Researchers say that the link between the two diseases is complex and driven by many factors. Typically, though, it is diabetes that sets the stage for cancer. “Most cancers don’t cause diabetes,” said Dr. Pankaj Shah, an endocrinologist at the Mayo Clinic in Rochester, Minn. “Mostly diabetes increases the risk of cancer.”

Type 2 diabetes is often preceded by chronically high insulin levels and high blood sugar, fertile conditions for cancer. Insulin is known to fuel cell growth, and cancer cells consume glucose out of proportion to other nutrients. The two diseases share many risk factors as well, including obesity, poor diet, physical inactivity, smoking and advanced age.

Another factor that complicates the relationship are the treatments given to patients. Diabetes drugs can have an impact on cancer prognosis and vice versa. Type 2 diabetics treated with the drug metformin, for example, develop cancer less frequently than diabetics given other medications. A number of clinical trials are now under way to see how well the drug performs as a cancer treatment.

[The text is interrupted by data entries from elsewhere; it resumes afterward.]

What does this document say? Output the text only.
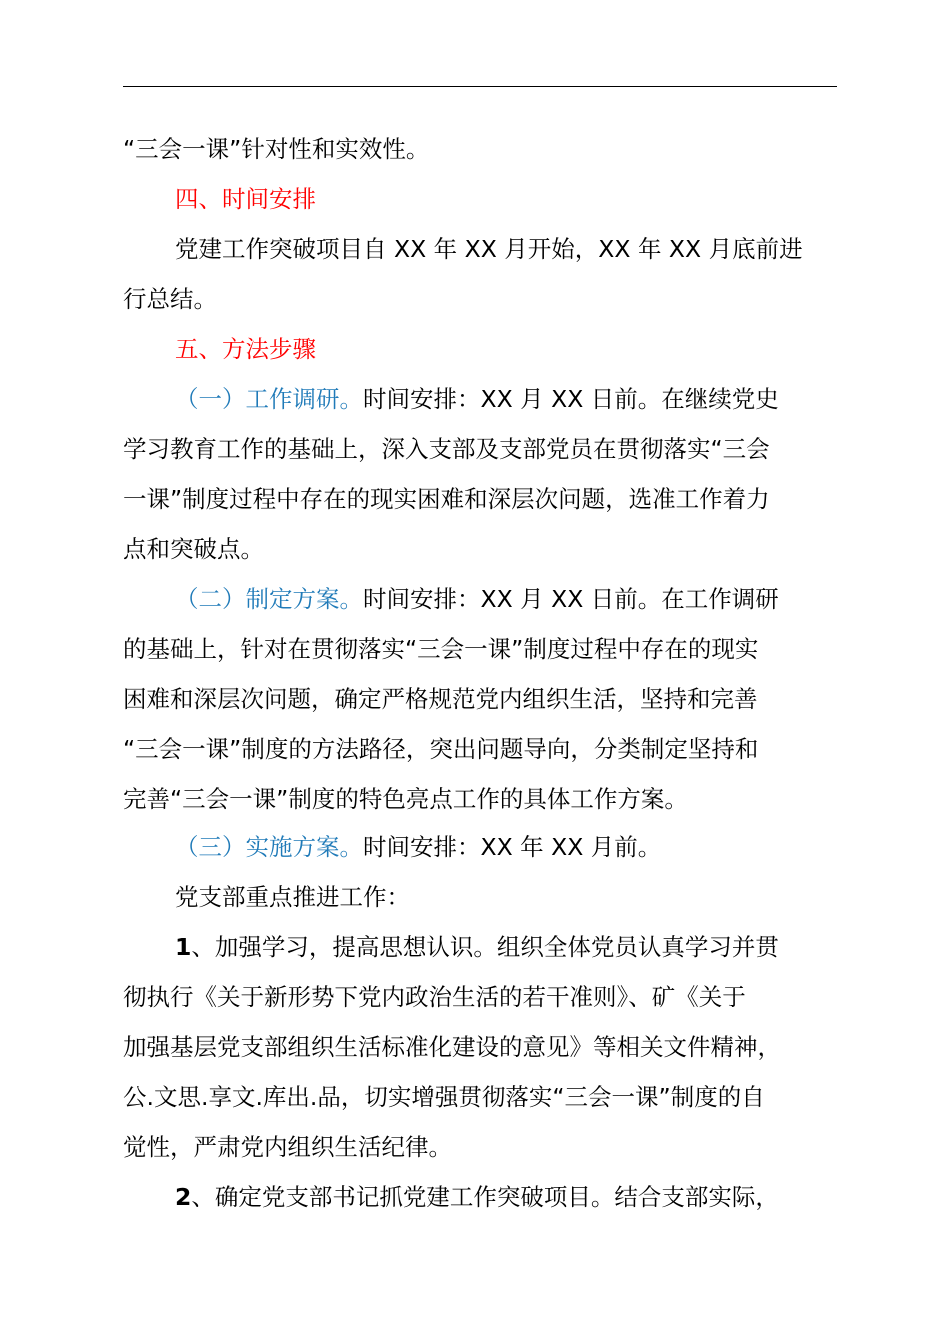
“三会一课”针对性和实效性。
四、时间安排
党建工作突破项目自 XX 年 XX 月开始，XX 年 XX 月底前进
行总结。
五、方法步骤
（一）工作调研。时间安排：XX 月 XX 日前。在继续党史
学习教育工作的基础上，深入支部及支部党员在贯彻落实“三会
一课”制度过程中存在的现实困难和深层次问题，选准工作着力
点和突破点。
（二）制定方案。时间安排：XX 月 XX 日前。在工作调研
的基础上，针对在贯彻落实“三会一课”制度过程中存在的现实
困难和深层次问题，确定严格规范党内组织生活，坚持和完善
“三会一课”制度的方法路径，突出问题导向，分类制定坚持和
完善“三会一课”制度的特色亮点工作的具体工作方案。
（三）实施方案。时间安排：XX 年 XX 月前。
党支部重点推进工作：
1、加强学习，提高思想认识。组织全体党员认真学习并贯
彻执行《关于新形势下党内政治生活的若干准则》、矿《关于
加强基层党支部组织生活标准化建设的意见》等相关文件精神，
公.文思.享文.库出.品，切实增强贯彻落实“三会一课”制度的自
觉性，严肃党内组织生活纪律。
2、确定党支部书记抓党建工作突破项目。结合支部实际，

Drugs used against cancer, on the other hand, tend to worsen diabetes. Chemotherapy can wreak havoc on blood sugar levels, and glucocorticoids, which are widely prescribed to alleviate nausea in cancer patients, promote insulin resistance, said Dr. Lorraine L. Lipscombe of Women’s College Hospital in Toronto.

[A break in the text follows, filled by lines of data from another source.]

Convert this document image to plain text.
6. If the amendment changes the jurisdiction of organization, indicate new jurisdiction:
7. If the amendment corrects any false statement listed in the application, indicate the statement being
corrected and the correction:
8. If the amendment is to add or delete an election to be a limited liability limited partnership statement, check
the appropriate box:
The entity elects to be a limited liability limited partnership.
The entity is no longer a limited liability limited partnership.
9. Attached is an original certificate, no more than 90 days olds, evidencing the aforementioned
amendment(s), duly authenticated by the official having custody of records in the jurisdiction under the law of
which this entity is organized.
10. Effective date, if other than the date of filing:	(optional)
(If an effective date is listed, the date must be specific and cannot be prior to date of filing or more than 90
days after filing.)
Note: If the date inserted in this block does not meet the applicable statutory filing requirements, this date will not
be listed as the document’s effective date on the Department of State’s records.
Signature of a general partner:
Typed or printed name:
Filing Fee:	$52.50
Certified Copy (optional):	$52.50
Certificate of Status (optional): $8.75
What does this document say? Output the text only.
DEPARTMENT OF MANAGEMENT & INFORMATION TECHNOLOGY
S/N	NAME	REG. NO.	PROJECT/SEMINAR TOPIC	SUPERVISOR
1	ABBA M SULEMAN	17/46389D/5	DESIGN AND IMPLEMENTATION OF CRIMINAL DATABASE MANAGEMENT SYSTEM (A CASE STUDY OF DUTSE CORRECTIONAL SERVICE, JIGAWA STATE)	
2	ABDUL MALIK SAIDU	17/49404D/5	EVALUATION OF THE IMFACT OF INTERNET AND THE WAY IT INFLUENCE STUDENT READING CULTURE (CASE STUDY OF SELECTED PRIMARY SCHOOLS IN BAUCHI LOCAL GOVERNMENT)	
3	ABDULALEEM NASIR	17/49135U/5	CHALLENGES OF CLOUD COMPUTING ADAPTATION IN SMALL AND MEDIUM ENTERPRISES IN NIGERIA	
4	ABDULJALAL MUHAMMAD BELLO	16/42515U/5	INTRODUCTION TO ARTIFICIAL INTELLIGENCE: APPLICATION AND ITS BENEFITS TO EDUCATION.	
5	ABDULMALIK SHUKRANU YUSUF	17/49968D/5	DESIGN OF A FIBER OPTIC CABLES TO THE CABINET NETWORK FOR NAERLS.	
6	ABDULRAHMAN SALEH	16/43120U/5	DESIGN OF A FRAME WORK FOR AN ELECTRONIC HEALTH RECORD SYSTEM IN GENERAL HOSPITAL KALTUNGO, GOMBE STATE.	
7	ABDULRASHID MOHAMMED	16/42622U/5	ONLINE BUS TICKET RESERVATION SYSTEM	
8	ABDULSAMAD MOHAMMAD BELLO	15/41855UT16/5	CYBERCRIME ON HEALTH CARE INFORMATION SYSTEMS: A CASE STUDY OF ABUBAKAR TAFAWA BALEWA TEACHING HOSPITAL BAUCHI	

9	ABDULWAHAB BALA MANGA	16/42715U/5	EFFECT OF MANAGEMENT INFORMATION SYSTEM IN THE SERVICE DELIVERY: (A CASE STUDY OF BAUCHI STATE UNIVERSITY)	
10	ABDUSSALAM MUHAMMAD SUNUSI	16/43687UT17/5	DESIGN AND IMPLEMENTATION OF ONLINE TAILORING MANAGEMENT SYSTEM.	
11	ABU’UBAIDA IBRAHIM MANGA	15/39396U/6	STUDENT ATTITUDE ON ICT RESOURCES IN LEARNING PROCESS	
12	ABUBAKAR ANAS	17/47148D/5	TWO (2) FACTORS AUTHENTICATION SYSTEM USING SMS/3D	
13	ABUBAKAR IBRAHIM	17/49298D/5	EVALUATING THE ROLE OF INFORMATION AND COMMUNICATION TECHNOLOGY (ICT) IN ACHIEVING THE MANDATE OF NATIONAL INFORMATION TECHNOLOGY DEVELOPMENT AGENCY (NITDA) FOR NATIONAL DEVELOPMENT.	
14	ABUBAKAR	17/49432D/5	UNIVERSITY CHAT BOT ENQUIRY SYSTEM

Dr. Lipscombe was the lead author of a large study last month that found that breast cancer survivors were 20 percent more likely to receive a diabetes diagnosis than other women. The study found evidence that glucocorticoids and chemotherapy may hasten the onset of diabetes.

“They don’t cause diabetes in everyone, but they can bring out or unmask it in people who might already be vulnerable,” she said.

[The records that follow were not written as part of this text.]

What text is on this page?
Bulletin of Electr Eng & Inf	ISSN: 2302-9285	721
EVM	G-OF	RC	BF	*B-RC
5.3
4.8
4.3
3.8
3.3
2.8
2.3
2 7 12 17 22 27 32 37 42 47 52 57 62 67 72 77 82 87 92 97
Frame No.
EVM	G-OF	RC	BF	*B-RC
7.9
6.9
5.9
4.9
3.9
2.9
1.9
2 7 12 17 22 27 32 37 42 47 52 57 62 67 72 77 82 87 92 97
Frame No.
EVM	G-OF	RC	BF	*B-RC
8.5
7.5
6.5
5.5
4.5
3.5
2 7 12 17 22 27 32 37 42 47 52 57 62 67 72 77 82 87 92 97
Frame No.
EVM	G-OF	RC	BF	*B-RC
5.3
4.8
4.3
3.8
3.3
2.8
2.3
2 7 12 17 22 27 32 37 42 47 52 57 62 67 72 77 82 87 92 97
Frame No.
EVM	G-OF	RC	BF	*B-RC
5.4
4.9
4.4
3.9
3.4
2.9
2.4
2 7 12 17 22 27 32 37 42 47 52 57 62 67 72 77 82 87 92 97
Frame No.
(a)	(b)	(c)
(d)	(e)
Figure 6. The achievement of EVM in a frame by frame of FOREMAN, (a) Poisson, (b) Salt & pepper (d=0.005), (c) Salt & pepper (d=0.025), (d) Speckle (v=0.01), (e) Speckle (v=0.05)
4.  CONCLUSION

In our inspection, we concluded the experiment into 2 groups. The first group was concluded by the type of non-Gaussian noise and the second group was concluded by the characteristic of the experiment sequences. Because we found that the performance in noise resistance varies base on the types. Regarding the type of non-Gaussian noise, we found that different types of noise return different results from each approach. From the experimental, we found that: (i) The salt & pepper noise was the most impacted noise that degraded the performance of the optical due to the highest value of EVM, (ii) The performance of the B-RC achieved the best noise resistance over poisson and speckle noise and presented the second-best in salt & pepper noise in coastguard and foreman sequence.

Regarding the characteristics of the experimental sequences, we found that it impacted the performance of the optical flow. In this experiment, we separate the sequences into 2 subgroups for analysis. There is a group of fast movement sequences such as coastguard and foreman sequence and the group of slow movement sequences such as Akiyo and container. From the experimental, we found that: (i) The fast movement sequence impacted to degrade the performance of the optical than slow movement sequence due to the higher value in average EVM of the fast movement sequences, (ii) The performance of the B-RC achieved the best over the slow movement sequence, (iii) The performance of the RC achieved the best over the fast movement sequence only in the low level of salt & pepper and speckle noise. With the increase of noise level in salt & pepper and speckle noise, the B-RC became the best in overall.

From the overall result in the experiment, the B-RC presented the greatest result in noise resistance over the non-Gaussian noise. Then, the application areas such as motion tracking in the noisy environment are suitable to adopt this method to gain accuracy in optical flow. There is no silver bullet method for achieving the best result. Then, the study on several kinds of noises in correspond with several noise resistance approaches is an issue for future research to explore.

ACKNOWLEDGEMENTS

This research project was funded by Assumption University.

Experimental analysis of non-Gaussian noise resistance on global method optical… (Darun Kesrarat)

For diabetics who are used to tightly monitoring their blood sugar levels, the impact of cancer drugs can be alarming. Rigoberto Cortes, 71, a former metal worker in Chicago, has had Type 2 diabetes for over two decades. A year ago, he was told he had Stage 3 colon cancer.

“When I started chemotherapy, my sugar level was going way up and way down like never before,” he said. “I kept asking my oncologist what I should do.”

Mr. Cortes said his oncologist was not very concerned by the blood sugar swings. He eventually got a second opinion and switched doctors. He also lost weight and changed his eating habits, which helped minimize his blood sugar swings.

Although every case is different, the general strategy in treating such patients should be to get the cancer under control first, said Dr. Shah at the Mayo Clinic.

“Diabetes treatment essentially is given to prevent long-term complications,” he added.

At some hospitals, oncologists may take responsibility for managing blood sugar and other diabetes concerns in their cancer patients. But ideally, treatments should be coordinated by a team that includes a certified diabetes educator.

“They go over diet with the patient, review their medication, review their insulin,” said Dr. McKoy of Northwestern. “They can play a big role.”

For a diabetic trying to navigate the world of cancer, or a cancer patient navigating the world of diabetes, such interventions can be crucial. In a study published in October, Dr. McKoy and her colleagues looked at several years of health records for over 200,000 people with Type II diabetes who developed cancer.

Those who underwent a diabetes counseling session after their cancer diagnosis — consisting of two sessions a week for four to six weeks — were more likely to receives tests of hemoglobin A1c levels, a barometer of how well blood sugar has been controlled over time, and to take care of their blood sugar levels. As a result, they had fewer emergency room visits, fewer hospital admissions and lower health care costs.

Ms. Gray, the former schoolteacher in Durham, learned this firsthand. After her recent emergency, she worked with a diabetes educator at Duke University Hospital. Ms. Gray learned tips and strategies to balance the two diseases, including ways to keep her blood sugar normal when cancer treatments ruin her appetite.

“I came into the hospital and they got me back on track,” she said. “I was just so focused on the cancer. It changed everything. But I’ve learned how to face this.”